The instances of men reviving after hanging are scarcely less numerous than those of females. In 1705, a housebreaker named Smith being hung up at Tyburn, a reprieve came after he had been suspended for a quarter of an hour. He was taken down, bled, and revived. One William Duell, duly hanged in London in 1740, and taken to the Surgeons' Hall to be anatomized, came to life again, and was transported. At Cork a man was hanged in January 1767 for a street robbery, and immediately after carried to a place appointed, where a surgeon made an incision in his windpipe, and in about six hours recovered him. The almost incredible fact is added, that the fellow had the hardihood to attend the theatre the same evening. William Brodie, executed in Edinburgh, October 1788, for robbing the excise-office, had similar arrangements made for his recovery. It was found, however, that he had had a greater fall than he bargained for with the hangman, and thus the design was frustrated.

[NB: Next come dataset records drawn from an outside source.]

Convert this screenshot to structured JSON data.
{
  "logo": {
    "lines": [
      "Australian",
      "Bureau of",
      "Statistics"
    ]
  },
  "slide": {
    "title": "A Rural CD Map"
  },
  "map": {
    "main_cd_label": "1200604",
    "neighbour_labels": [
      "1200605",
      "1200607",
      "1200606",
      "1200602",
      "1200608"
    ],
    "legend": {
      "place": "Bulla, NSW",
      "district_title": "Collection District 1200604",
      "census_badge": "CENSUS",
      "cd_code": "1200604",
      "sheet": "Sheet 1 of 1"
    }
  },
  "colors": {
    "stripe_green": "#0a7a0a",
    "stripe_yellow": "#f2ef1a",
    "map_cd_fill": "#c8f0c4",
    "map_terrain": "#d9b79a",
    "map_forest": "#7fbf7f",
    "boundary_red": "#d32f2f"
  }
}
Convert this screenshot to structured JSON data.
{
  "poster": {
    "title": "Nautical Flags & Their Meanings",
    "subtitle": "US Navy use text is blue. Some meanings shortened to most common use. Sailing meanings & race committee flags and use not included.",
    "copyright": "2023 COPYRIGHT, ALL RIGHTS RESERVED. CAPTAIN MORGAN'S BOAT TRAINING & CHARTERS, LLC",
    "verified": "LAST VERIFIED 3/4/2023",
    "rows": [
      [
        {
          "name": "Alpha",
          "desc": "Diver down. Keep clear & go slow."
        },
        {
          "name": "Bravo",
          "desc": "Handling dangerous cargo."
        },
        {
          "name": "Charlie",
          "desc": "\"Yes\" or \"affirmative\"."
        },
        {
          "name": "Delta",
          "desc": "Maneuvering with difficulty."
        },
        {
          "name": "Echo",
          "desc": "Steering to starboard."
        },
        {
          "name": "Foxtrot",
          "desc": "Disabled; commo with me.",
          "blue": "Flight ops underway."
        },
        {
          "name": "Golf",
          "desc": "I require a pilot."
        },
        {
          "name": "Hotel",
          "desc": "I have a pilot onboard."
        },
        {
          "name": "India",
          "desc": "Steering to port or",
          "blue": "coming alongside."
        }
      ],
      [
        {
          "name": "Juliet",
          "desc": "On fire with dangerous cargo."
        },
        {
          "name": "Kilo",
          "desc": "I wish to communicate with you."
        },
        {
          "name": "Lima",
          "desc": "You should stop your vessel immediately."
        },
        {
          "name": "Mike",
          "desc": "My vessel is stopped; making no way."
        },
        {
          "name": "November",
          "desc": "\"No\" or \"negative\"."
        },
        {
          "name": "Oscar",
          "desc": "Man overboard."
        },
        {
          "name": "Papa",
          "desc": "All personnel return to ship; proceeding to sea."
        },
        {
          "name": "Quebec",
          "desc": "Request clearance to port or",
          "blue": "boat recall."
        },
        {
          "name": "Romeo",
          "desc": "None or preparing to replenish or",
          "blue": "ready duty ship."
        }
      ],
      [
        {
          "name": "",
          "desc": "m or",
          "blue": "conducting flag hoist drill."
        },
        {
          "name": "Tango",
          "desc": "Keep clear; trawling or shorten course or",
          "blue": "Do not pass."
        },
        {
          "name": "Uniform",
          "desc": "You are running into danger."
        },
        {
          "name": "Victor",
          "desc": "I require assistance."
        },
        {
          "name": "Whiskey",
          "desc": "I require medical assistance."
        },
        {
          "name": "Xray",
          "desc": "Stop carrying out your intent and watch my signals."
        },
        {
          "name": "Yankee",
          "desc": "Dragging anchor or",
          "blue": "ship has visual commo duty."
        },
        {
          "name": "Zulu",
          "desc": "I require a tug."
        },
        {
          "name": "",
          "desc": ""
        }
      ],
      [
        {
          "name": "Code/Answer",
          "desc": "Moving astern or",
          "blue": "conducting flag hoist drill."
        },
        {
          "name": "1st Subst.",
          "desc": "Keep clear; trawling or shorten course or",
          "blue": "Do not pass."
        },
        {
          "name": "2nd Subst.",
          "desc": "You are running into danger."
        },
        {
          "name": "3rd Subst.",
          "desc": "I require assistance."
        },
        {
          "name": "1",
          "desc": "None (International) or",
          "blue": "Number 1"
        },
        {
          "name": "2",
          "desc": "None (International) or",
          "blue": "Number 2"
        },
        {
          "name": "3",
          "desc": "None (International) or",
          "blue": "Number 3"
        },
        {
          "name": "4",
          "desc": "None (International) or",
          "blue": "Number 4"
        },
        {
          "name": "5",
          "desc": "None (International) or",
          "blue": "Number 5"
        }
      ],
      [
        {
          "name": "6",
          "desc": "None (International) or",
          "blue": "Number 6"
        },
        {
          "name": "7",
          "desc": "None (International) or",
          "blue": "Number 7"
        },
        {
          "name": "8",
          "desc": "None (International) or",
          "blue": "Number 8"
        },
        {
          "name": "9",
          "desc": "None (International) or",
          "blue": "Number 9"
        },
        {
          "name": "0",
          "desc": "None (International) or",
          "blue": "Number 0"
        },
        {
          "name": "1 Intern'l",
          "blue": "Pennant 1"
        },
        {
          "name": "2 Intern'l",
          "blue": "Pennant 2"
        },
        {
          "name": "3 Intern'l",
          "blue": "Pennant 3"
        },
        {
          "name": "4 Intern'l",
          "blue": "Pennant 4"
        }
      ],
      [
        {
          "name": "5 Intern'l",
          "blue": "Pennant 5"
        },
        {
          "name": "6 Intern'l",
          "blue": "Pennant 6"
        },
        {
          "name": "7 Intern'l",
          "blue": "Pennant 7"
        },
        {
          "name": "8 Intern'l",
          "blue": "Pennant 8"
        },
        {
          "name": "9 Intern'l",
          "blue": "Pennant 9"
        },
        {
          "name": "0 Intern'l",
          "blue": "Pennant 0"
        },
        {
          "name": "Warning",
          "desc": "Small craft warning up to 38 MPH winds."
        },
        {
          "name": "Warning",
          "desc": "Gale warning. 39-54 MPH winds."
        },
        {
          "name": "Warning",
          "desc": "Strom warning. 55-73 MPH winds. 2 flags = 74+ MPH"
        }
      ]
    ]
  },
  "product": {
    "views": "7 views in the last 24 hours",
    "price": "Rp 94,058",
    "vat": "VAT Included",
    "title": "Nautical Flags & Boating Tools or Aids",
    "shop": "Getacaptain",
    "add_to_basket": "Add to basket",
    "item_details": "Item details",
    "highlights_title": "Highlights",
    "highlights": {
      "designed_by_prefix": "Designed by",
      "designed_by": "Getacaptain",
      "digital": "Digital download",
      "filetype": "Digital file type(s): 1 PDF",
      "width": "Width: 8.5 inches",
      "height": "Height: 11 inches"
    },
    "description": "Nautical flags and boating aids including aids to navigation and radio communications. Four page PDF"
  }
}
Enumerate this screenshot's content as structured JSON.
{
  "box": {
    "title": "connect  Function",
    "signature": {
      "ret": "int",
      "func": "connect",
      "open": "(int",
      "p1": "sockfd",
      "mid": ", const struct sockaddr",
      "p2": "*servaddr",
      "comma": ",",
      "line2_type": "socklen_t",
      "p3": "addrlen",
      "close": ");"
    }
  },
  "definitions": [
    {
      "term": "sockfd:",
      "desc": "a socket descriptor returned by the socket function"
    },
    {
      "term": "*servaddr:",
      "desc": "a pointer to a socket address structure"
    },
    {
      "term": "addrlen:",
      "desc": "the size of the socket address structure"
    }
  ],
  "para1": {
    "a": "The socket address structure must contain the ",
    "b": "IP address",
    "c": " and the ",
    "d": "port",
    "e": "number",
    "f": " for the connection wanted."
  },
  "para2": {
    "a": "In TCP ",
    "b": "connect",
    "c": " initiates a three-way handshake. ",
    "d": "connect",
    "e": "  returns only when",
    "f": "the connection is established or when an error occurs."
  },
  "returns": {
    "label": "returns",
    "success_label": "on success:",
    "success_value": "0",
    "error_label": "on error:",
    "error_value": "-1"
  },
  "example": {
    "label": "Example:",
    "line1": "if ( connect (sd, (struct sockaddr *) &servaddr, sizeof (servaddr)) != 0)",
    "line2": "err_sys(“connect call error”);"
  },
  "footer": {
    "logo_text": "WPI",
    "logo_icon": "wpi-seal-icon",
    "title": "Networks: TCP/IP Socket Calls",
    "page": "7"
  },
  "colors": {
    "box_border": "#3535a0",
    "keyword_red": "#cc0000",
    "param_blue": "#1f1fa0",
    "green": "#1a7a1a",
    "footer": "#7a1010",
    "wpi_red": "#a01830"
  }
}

On the 3rd of October 1696, a man named Richard Johnson was hanged at Shrewsbury, He had previously, on a hypocritical pretence, obtained a promise from the under-sheriff that his body should be laid in his coffin without being stripped. He hung half an hour, and still showed signs of life, when a man went up to the scaffold to see what was wrong with him. On a hasty examination, it was found that the culprit had wreathed cords round and under his body, connected with a pair of hooks at his neck, by which the usual effect of the rope was prevented, the whole of this apparatus being adroitly concealed under a double shirt and a flowing periwig. On the trick being discovered, he was taken down, and immediately hanged in an effectual manner.

It may be remarked, as helping to account for the great number of recoveries from hanging, that in former days a criminal was allowed to slide or slip gently from a ladder, so as to have very little fall; and consequently, as a rule, he suffered only asphyxia, and not a breaking of the vertebral column. In the mode followed nowadays, hanging is a process very effectual for its end, so as to make resuscitation almost impossible.